我真的不知道从哪里开始调试它。上帝在重新启动时没有给出任何错误,DJ 日志在启动进程时只显示通常的输出。同样的事情不会发生在一个只有 4 个工作人员的小型服务器上 运行(但在其他方面是相同的)。
有人以前看过这个吗?
我认为这一定是 daemons
gem 中的一个问题 delayed_job
作业用于在后台工作,因为将它添加到我的上帝文件的顶部似乎有固定的东西:
ids = ('a'..'z').to_a
workers.times do |num|
num = ids[num]
似乎有一个问题,名为 delayed_job.1
和 delayed_job.11
(等)的进程会发生冲突,这会导致很多问题。我还没有真正将它隔离得太远,但是将它更改为不同的命名约定(delayed_job.a
在这种情况下)现在对我来说已经解决了问题。
如果有人有更好的solution/a理由来解释为什么它有效,将保持开放状态。
我正在监视 delayed_job using God。这是我的上帝配置文件。
QUEUE = "slow"
WORKERS = 14
WORKERS.times do |num|
God.watch do |w|
w.name = "dj.#{num}"
w.group = "tanda"
w.uid = 'deployer'
w.gid = 'deployer'
w.start = "cd #{RAILS_ROOT}; RAILS_ENV=#{RAILS_ENV} bundle exec script/delayed_job start --queue=#{QUEUE} --pid-dir=#{RAILS_ROOT}/tmp/pids -i #{num}"
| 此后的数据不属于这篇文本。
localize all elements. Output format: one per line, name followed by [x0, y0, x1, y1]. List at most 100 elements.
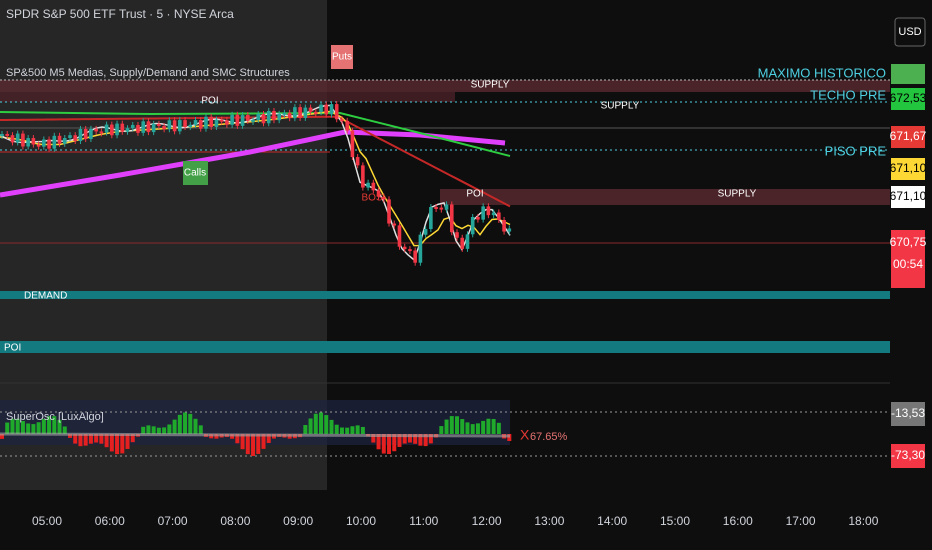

w.restart = "cd #{RAILS_ROOT}; RAILS_ENV=#{RAILS_ENV} bundle exec script/delayed_job restart --queue=#{QUEUE} --pid-dir=#{RAILS_ROOT}/tmp/pids -i #{num}"
w.stop = "cd #{RAILS_ROOT}; RAILS_ENV=#{RAILS_ENV} bundle exec script/delayed_job stop -i #{num}"
w.start_grace = 30.seconds
w.restart_grace = 30.seconds
w.stop_grace = 30.seconds
w.pid_file = "#{RAILS_ROOT}/tmp/pids/delayed_job.#{num}.pid"
w.log = "#{RAILS_ROOT}/log/dj.#{num}.log"
w.err_log = "#{RAILS_ROOT}/log/dj.#{num}.errors.log"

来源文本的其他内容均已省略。